注意,此处的入口为 allocateSlotsAndDeploy函数中 的 deployIndividually / waitForAllSlotsAndDeploy 语句

此处执行路径大致如下:

  • DefaultScheduler#allocateSlotsAndDeploy

  • DefaultScheduler#allocateSlots;得到 SlotExecutionVertexAssignment 列表,上节已经详细介绍(该过程会ExecutionVertex转化为ExecutionVertexSchedulingRequirements,会封装包含一些location信息、sharing信息、资源信息等)

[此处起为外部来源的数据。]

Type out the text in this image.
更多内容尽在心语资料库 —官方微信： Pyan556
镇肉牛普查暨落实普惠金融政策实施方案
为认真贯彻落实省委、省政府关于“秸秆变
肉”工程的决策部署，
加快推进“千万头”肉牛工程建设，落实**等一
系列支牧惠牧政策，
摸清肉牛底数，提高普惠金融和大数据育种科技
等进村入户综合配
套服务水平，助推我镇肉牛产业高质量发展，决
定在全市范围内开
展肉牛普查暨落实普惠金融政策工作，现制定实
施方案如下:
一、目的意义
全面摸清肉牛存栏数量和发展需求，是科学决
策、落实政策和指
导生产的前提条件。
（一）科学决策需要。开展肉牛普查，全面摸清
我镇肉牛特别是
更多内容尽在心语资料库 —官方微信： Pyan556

  • List deploymentHandles = createDeploymentHandles() 根据SlotExecutionVertexAssignment建立DeploymentHandle

  • DefaultScheduler#deployIndividually 根据deploymentHandles进行部署,其实是根据Future把部署搭建起来,具体如何部署需要在slot分配成功之后再执行。我们小节实际是从这里开始分析,具体代码可以看出,取出了 Future 1 进行一些列操作

    • private void deployIndividually(final List<DeploymentHandle> deploymentHandles) {
         for (final DeploymentHandle deploymentHandle : deploymentHandles) {
            FutureUtils.assertNoException(
               deploymentHandle
                  .getSlotExecutionVertexAssignment()
                  .getLogicalSlotFuture()
                  .handle(assignResourceOrHandleError(deploymentHandle))
                  .handle(deployOrHandleError(deploymentHandle)));
         }
      }
      
      
  • DefaultScheduler#assignResourceOrHandleError;就是返回函数,以备后续回调使用

    • private BiFunction<LogicalSlot, Throwable, Void> assignResourceOrHandleError(final DeploymentHandle deploymentHandle) {
        
         final ExecutionVertexVersion requiredVertexVersion = deploymentHandle.getRequiredVertexVersion();
         final ExecutionVertexID executionVertexId = deploymentHandle.getExecutionVertexId();
      
         return (logicalSlot, throwable) -> {
            if (throwable == null) {
               final ExecutionVertex executionVertex = getExecutionVertex(executionVertexId);
               final boolean sendScheduleOrUpdateConsumerMessage = deploymentHandle.getDeploymentOption().sendScheduleOrUpdateConsumerMessage();
               executionVertex
                  .getCurrentExecutionAttempt()
                  .registerProducedPartitions(logicalSlot.getTaskManagerLocation(), sendScheduleOrUpdateConsumerMessage);
               executionVertex.tryAssignResource(logicalSlot);
            } else {
               handleTaskDeploymentFailure(executionVertexId, maybeWrapWithNoResourceAvailableException(throwable));
            }
            return null;
         };
      }
      
      
  • deployOrHandleError 就是返回函数,以备后续回调使用

    • private BiFunction<Object, Throwable, Void> deployOrHandleError(final DeploymentHandle deploymentHandle) {
        
         final ExecutionVertexVersion requiredVertexVersion = deploymentHandle.getRequiredVertexVersion();
         final ExecutionVertexID executionVertexId = requiredVertexVersion.getExecutionVertexId();
      
         return (ignored, throwable) -> {
            if (throwable == null) {
               deployTaskSafe(executionVertexId);
            } else {
               handleTaskDeploymentFailure(executionVertexId, throwable);
            }
            return null;
         };
      }
      
      

0x07 RM分配资源

之前的工作基本都是在 JM 之中。通过 Scheduler 和 SlotPool 来完成申请资源和部署阶段。目前 SlotPool 之中已经积累了一个 PendingRequest,等 SlotPool 连接上 RM,就可以开始向 RM 申请资源了。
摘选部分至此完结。